In a parameter list, it means "wrap up the implicit block into a proc and bind it to this name". In an argument list, it means "unwrap this Proc into a block".
def foo(&bar)
end
Inside the method, bar is now bound to a proc object that represents the block. This means for example that you can store it in an instance variable for later use.
baz(&quux)
In this case, baz is actually a method which takes zero arguments. But of course it takes the implicit block argument which all Ruby methods take. We are passing the contents of the variable quux, but unroll it into a block first.
This "unrolling" actually works not just for Procs. & calls to_proc on the object first, to convert it to a proc.

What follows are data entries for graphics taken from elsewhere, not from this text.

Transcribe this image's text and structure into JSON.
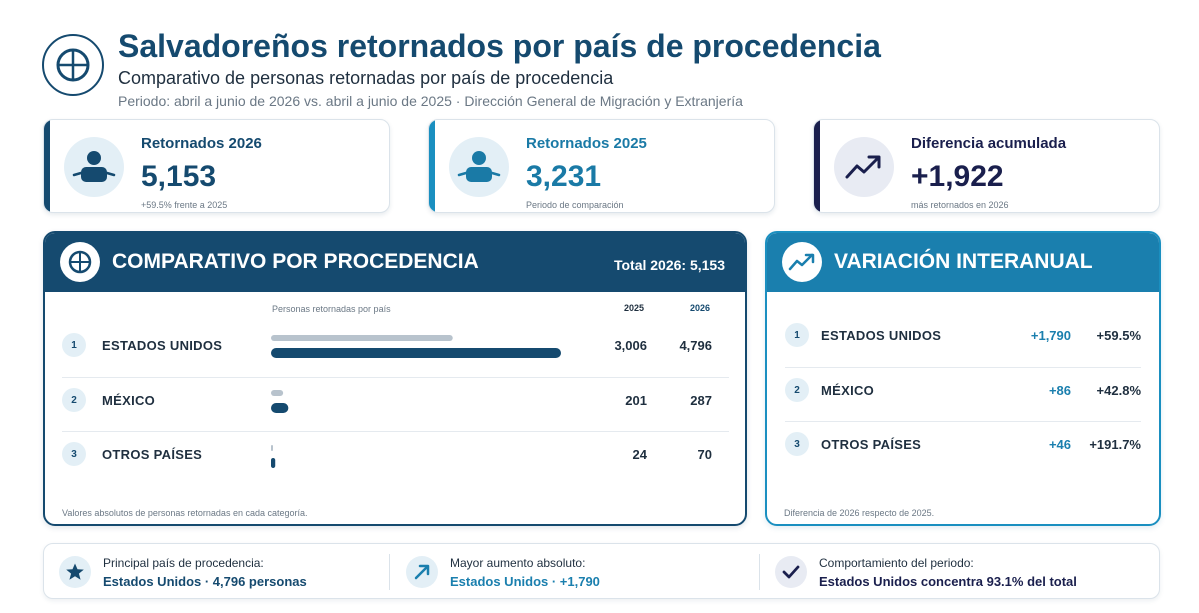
{
  "header": {
    "title": "Salvadoreños retornados por país de procedencia",
    "subtitle": "Comparativo de personas retornadas por país de procedencia",
    "period": "Periodo: abril a junio de 2026 vs. abril a junio de 2025 · Dirección General de Migración y Extranjería"
  },
  "kpis": [
    {
      "label": "Retornados 2026",
      "value": "5,153",
      "note": "+59.5% frente a 2025",
      "icon": "person-icon",
      "color": "#154a6f"
    },
    {
      "label": "Retornados 2025",
      "value": "3,231",
      "note": "Periodo de comparación",
      "icon": "person-icon",
      "color": "#1a8fc0"
    },
    {
      "label": "Diferencia acumulada",
      "value": "+1,922",
      "note": "más retornados en 2026",
      "icon": "trend-up-icon",
      "color": "#1a1f4d"
    }
  ],
  "comparison": {
    "title": "COMPARATIVO POR PROCEDENCIA",
    "total": "Total 2026: 5,153",
    "bars_header": "Personas retornadas por país",
    "year_a": "2025",
    "year_b": "2026",
    "footnote": "Valores absolutos de personas retornadas en cada categoría.",
    "rows": [
      {
        "num": "1",
        "name": "ESTADOS UNIDOS",
        "v2025": "3,006",
        "v2026": "4,796"
      },
      {
        "num": "2",
        "name": "MÉXICO",
        "v2025": "201",
        "v2026": "287"
      },
      {
        "num": "3",
        "name": "OTROS PAÍSES",
        "v2025": "24",
        "v2026": "70"
      }
    ]
  },
  "variation": {
    "title": "VARIACIÓN INTERANUAL",
    "footnote": "Diferencia de 2026 respecto de 2025.",
    "rows": [
      {
        "num": "1",
        "name": "ESTADOS UNIDOS",
        "abs": "+1,790",
        "pct": "+59.5%"
      },
      {
        "num": "2",
        "name": "MÉXICO",
        "abs": "+86",
        "pct": "+42.8%"
      },
      {
        "num": "3",
        "name": "OTROS PAÍSES",
        "abs": "+46",
        "pct": "+191.7%"
      }
    ]
  },
  "summary": [
    {
      "label": "Principal país de procedencia:",
      "value": "Estados Unidos · 4,796 personas",
      "icon": "star-icon"
    },
    {
      "label": "Mayor aumento absoluto:",
      "value": "Estados Unidos · +1,790",
      "icon": "arrow-up-right-icon"
    },
    {
      "label": "Comportamiento del periodo:",
      "value": "Estados Unidos concentra 93.1% del total",
      "icon": "check-icon"
    }
  ],
  "colors": {
    "navy": "#154a6f",
    "teal": "#1a8fc0",
    "dark": "#1a1f4d",
    "bar2025": "#b8c3cd",
    "bar2026": "#154a6f"
  },
  "chart_data": {
    "type": "bar",
    "orientation": "horizontal",
    "categories": [
      "ESTADOS UNIDOS",
      "MÉXICO",
      "OTROS PAÍSES"
    ],
    "series": [
      {
        "name": "2025",
        "values": [
          3006,
          201,
          24
        ]
      },
      {
        "name": "2026",
        "values": [
          4796,
          287,
          70
        ]
      }
    ],
    "title": "COMPARATIVO POR PROCEDENCIA",
    "xlabel": "Personas retornadas por país",
    "ylabel": ""
  }
}
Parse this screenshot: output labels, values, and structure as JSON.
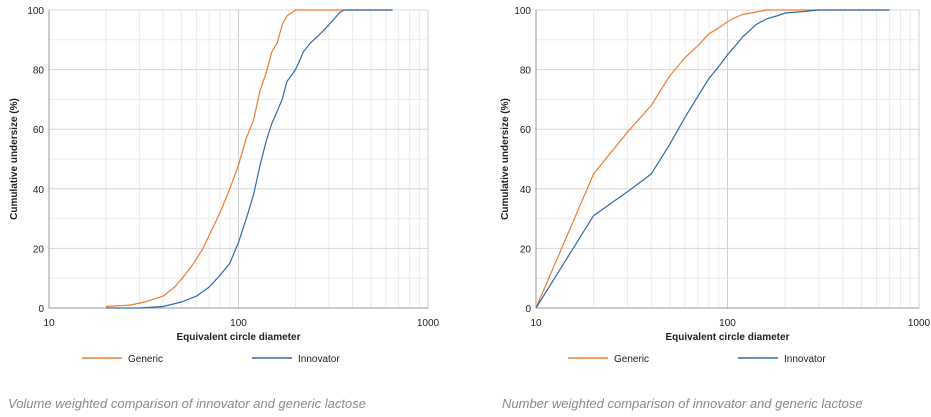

That way, any object can be converted into a block.
The most widely used example is Symbol#to_proc, which first appeared sometime during the late 90s, I believe. It became popular when it was added to ActiveSupport from where it spread to Facets and other extension libraries. Finally, it was added to the Ruby 1.9 core library and backported to 1.8.7. It's pretty simple:
class Symbol
def to_proc
->(recv, *args) { recv.send self, *args }
end
end
%w[Hello StackOverflow].map(&:length) # => [5, 13]
Or, if you interpret classes as functions for creating objects, you can do something like this:
class Class
def to_proc
-> *args { new *args }
end
end
[1, 2, 3].map(&Array) # => [[nil], [nil, nil], [nil, nil, nil]]
Methods and UnboundMethods
Another class to represent a piece of executable code, is the Method class. Method objects are reified proxies for methods. You can create a Method object by calling Object#method on any object and passing the name of the method you want to reify:
m = 'Hello'.method(:length)
m.() #=> 5
or using the method reference operator .::
m = 'Hello'.:length
m.() #=> 5
Methods respond to to_proc, so you can pass them anywhere you could pass a block:
[1, 2, 3].each(&method(:puts))
# 1
# 2
# 3
An UnboundMethod is a proxy for a method that hasn't been bound to a receiver yet, i.e. a method for which self hasn't been defined yet. You cannot call an UnboundMethod, but you can bind it to an object (which must be an instance of the module you got the method from), which will convert it to a Method.
UnboundMethod objects are created by calling one of the methods from the Module#instance_method family, passing the name of the method as an argument.
u = String.instance_method(:length)
u.()
# NoMethodError: undefined method `call' for #<UnboundMethod: String#length>
u.bind(42)
# TypeError: bind argument must be an instance of String
u.bind('Hello').() # => 5
Generalized callable objects
Like I already hinted at above: there's not much special about Procs and Methods. Any object that responds to call can be called and any object that responds to to_proc can be converted to a Proc and thus unwrapped into a block and passed to a method which expects a block.
History
Did lambda expression borrow its idea from Ruby?
Probably not. Most modern programming languages have some form of anonymous literal block of code: Lisp (1958), Scheme, Smalltalk (1974), Perl, Python, ECMAScript, Ruby, Scala, Haskell, C++, D, Objective-C, even PHP(!). And of course, the whole idea goes back to Alonzo Church's λ-calculus (1935 and even earlier).
Not exactly. But they're very similar. The most obvious difference is that in C# a lambda expression can go anywhere where you might have a value that happens to be a function; in Ruby you only have one code block per method call.
They both borrowed the idea from Lisp (a programming language dating back to the late 1950s) which in turn borrowed the lambda concept from Church's Lambda Calculus, invented in the 1930s.